Long-term neurodevelopmental disorders in mice with apneas during prematurity

Abstract

Epidemological evidence points towards a link between the severity of apneas of prematurity and developmental disorders. However, the causality in this relation has not yet been established. In this study, we made use of a genetic mouse model (Phox2b) that is characterized by an increased apnea time (approximately 6-fold at age P5 compared to wildtype littermates) during normoxia. These breathing problems are, however, confined to 2 to 5 days of postnatal age (≈ severe to moderate prematurity in humans) and mice survive normally without ventilatory support. Furthermore, Phox2b is not expressed in higher brain areas, thus excluding direct effects of the mutation on cognitive development. The described phenotype is particularly useful in light of our interest in the consequences of apneas of prematurity on cognitive functioning. To address this issue, we conducted a behavioural test battery in Phox2b adult mice. We conducted a behavioural study in a genotype (Phox2b heterozygote (HZ) vs wildtype (WT))- and gender-mixed group of adult mice ( N =37). Neuromotor performance (rotarod, grip strength) and cage activity were tested, as well as anxiety and exploration (open field, social exploration and elevated plus maze), and learning and memory (passive avoidance learning and Morris water maze).
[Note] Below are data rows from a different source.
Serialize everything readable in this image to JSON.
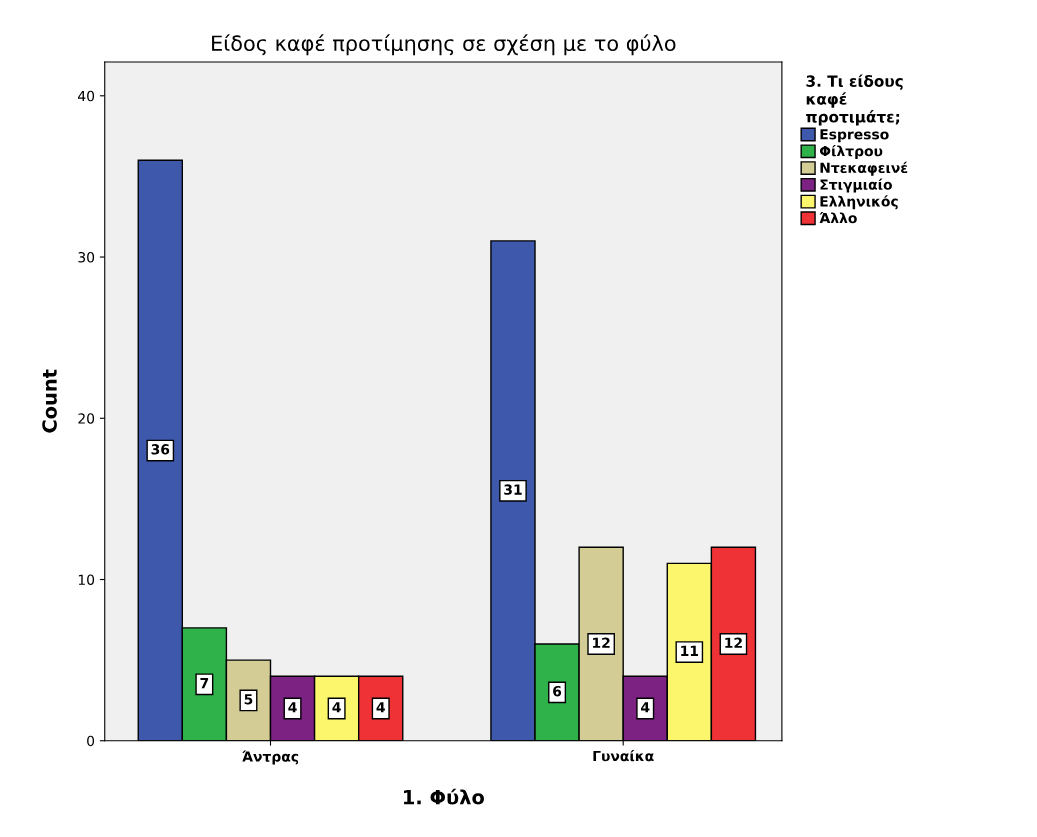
{
  "chart_data": {
    "type": "bar",
    "title": "Είδος καφέ προτίμησης σε σχέση με το φύλο",
    "xlabel": "1. Φύλο",
    "ylabel": "Count",
    "legend_title": "3. Τι είδους\nκαφέ\nπροτιμάτε;",
    "categories": [
      "Άντρας",
      "Γυναίκα"
    ],
    "series": [
      {
        "name": "Espresso",
        "color": "#3e58ac",
        "values": [
          36,
          31
        ]
      },
      {
        "name": "Φίλτρου",
        "color": "#2fb24a",
        "values": [
          7,
          6
        ]
      },
      {
        "name": "Ντεκαφεινέ",
        "color": "#d4cc95",
        "values": [
          5,
          12
        ]
      },
      {
        "name": "Στιγμιαίο",
        "color": "#7b2282",
        "values": [
          4,
          4
        ]
      },
      {
        "name": "Ελληνικός",
        "color": "#fbf66c",
        "values": [
          4,
          11
        ]
      },
      {
        "name": "Άλλο",
        "color": "#ee3236",
        "values": [
          4,
          12
        ]
      }
    ],
    "ylim": [
      0,
      42.1
    ],
    "yticks": [
      0,
      10,
      20,
      30,
      40
    ],
    "data_labels": true,
    "legend": "right",
    "grid": false
  }
}
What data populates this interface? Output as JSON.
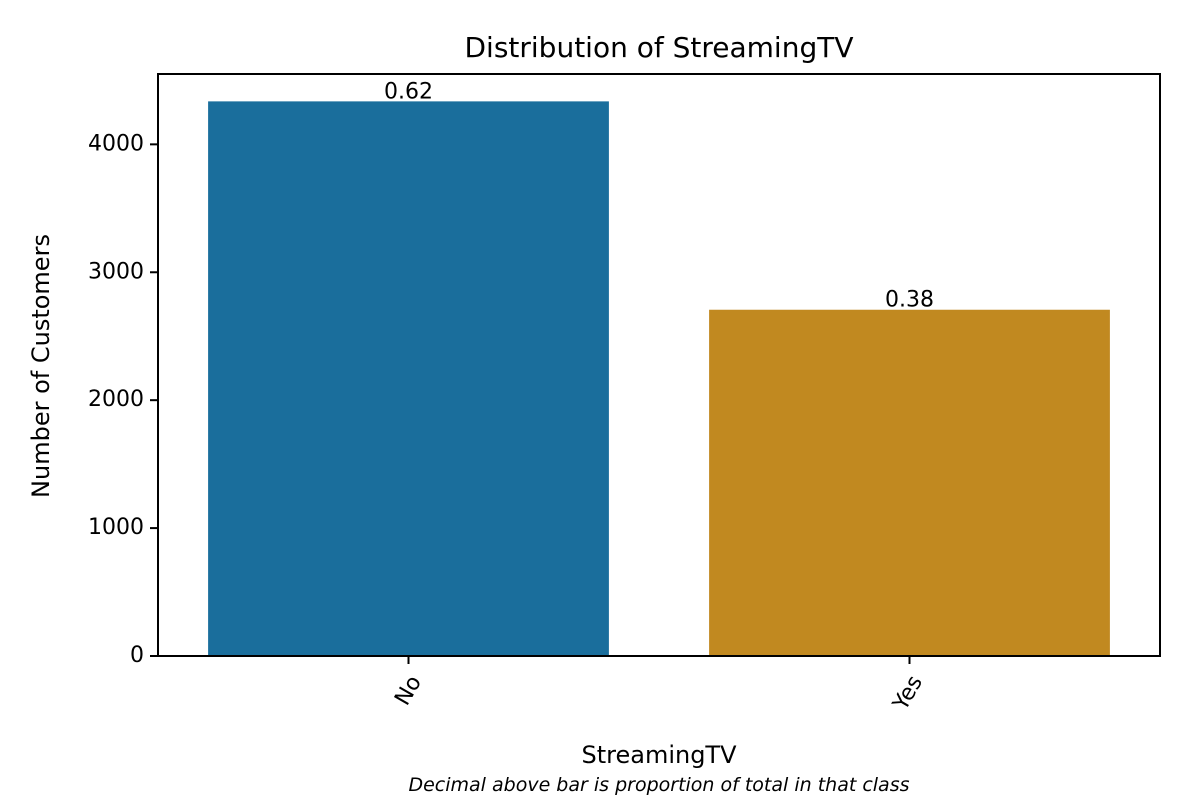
{
  "chart_data": {
    "type": "bar",
    "title": "Distribution of StreamingTV",
    "xlabel": "StreamingTV",
    "ylabel": "Number of Customers",
    "caption": "Decimal above bar is proportion of total in that class",
    "categories": [
      "No",
      "Yes"
    ],
    "values": [
      4336,
      2707
    ],
    "bar_labels": [
      "0.62",
      "0.38"
    ],
    "colors": [
      "#1a6e9c",
      "#c18920"
    ],
    "ylim": [
      0,
      4550
    ],
    "yticks": [
      0,
      1000,
      2000,
      3000,
      4000
    ],
    "ytick_labels": [
      "0",
      "1000",
      "2000",
      "3000",
      "4000"
    ],
    "xtick_rotation_deg": 60,
    "grid": false,
    "legend": "none"
  }
}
Phox2b HZ mice showed no differences in weight, nor alterations in neuromotor performance or activity level compared to controls. During the open field and social exploration tests Phox2b HZ exhibited significantly less exploratory behaviour than WT. This behavioural observation was also confirmed in the elevated plus maze. Passive avoidance learning was abolished in a subgroup of Phox2b heterozygotes. Moreover, we found that Phox2b HZ mice were slower to acquire learning in the Morris water maze and displayed small but significant memory deficits in both Morris water maze protocols we applied. In this study, we investigated the long term effects of postnatal apneas by conducting a behavioural study on adult Phox2b mice. We found important deficits in exploratory behaviour, and learning and memory functioning in Phox2b HZ. Since Phox2b is not expressed in higher brain regions which are involved in behavioural tests, these differences are likely to arise from neonatal apneas.